OCR proved relatively unsatisfactory for this document, and we believe a significant number of hours of correction would be required to provide full text search with a high level of accuracy from these scans, or to allow accessible read-aloud of the document. The primary factors affecting the quality of the result were low original image quality due to use of a photocopy as the scanning original, and narrow column separator, which the OCR software did not identify, leading to incorrect handling of hyphenated lines or search strings spanning line breaks. Both rescanning in higher quality, and customization of the OCR software for this document type, as well as improved tools for manual review and correction, would make a significant difference in OCR conversion, but are not available from the desktop Adobe Acrobat Professional 8.0 tool.

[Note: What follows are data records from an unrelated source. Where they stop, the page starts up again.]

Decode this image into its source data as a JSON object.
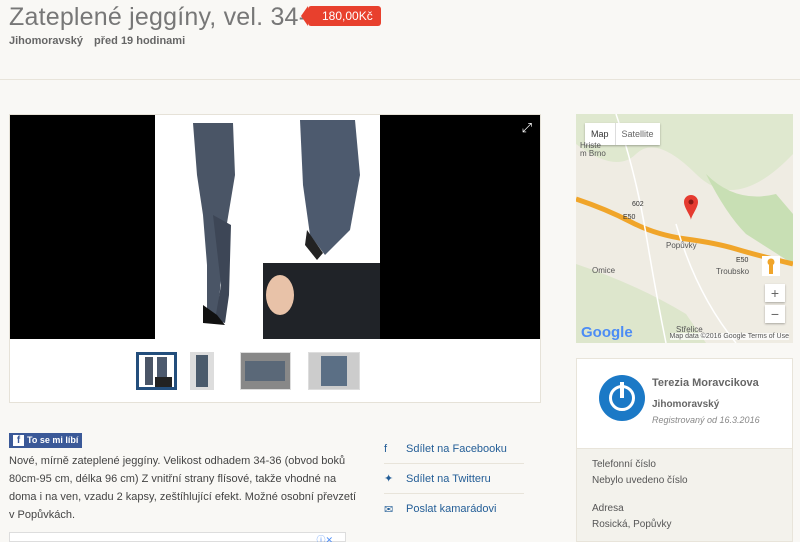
{
  "listing": {
    "title": "Zateplené jeggíny, vel. 34-36",
    "price": "180,00Kč",
    "region": "Jihomoravský",
    "posted": "před 19 hodinami"
  },
  "gallery": {
    "expand_icon": "fullscreen-icon"
  },
  "social": {
    "like_label": "To se mi líbí"
  },
  "description": {
    "text": "Nové, mírně zateplené jeggíny. Velikost odhadem 34-36 (obvod boků 80cm-95 cm, délka 96 cm) Z vnitřní strany flísové, takže vhodné na doma i na ven, vzadu 2 kapsy, zeštíhlující efekt. Možné osobní převzetí v Popůvkách."
  },
  "share": {
    "facebook": "Sdílet na Facebooku",
    "twitter": "Sdílet na Twitteru",
    "email": "Poslat kamarádovi"
  },
  "map": {
    "tab_map": "Map",
    "tab_satellite": "Satellite",
    "labels": {
      "town": "Popůvky",
      "troubsko": "Troubsko",
      "omice": "Omice",
      "strelice": "Střelice",
      "hriste": "Hriste",
      "brno": "m Brno",
      "e50a": "E50",
      "e50b": "E50",
      "r602": "602"
    },
    "zoom_in": "+",
    "zoom_out": "−",
    "attribution": "Map data ©2016 Google",
    "terms": "Terms of Use",
    "logo": "Google"
  },
  "seller": {
    "name": "Terezia Moravcikova",
    "region": "Jihomoravský",
    "registered": "Registrovaný od 16.3.2016",
    "phone_label": "Telefonní číslo",
    "phone_value": "Nebylo uvedeno číslo",
    "address_label": "Adresa",
    "address_value": "Rosická, Popůvky"
  }
}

In this presentation, the document server does not provide facilities to search or directly render stored documents, not does it mechanically maintain meta-data. All rendering and search of the document occurs in the client. For any sizable collection of documents, a more comprehensive approach requiring more extensive server-side facilities for document management, would be required. Original image capture quality could have been significantly improved by using high resolution scanning directly on the original document, rather than on a photocopy, and through greater care in the preparation of the document. For example, most pages were misaligned, in some cases folded, not pressed firmly against the copier glass, or not completely visible in the copy. In one case, a page was copied using the photocopier "zoom" facility, which lead to different scale with respect to other pages when presented in the scanned form.
Issues to consider in capturing, storing, processing, and presenting digital content:
What physical, photographic, and digital properties does the capture process have, and what format will the resulting data be in?
To what extent will those properties be maintained in long term storage?
Will "sacrificed" information be used for meta-data generation?
What quality assurance/correction can/will be performed on captured images?
What corrective actions can be taken?
Will images be OCR'd on capture?
Will existing meta-data for the document be captured with the document itself?
What information will be lost for a user who has access only to the captured data?
How will intellectual property information be captured, both in terms of original copyright/license/capture terms, and for resulting processed data?
Storage and Processing:
What content is stored?
What content (meta-data) is generated?
If OCR was performed at capture time, are allowances made for regenerating OCR data as OCR technologies improve?
What formats best meet storage, search/index, retrieval requirements?
What indexing tools will be used?
What special considerations will need to be taken with respect to scale of the archive?
Will information be presented in the same format as the back end storage?
Will end users have access to all content, including OCR, or is that used for indexing/retrieval only?
What access control will generally be required?
Will the front end need to downgrade information quality to meet transfer or display requirements of end users?
How will meta-data be displayed to the user ("Next book on shelf", "Next shelf", ...)
Will the interface provide bookmarking, annotation, tagging facilities? Will the results be stored on the server?
L. Denault & R. Watson, 28 August 2007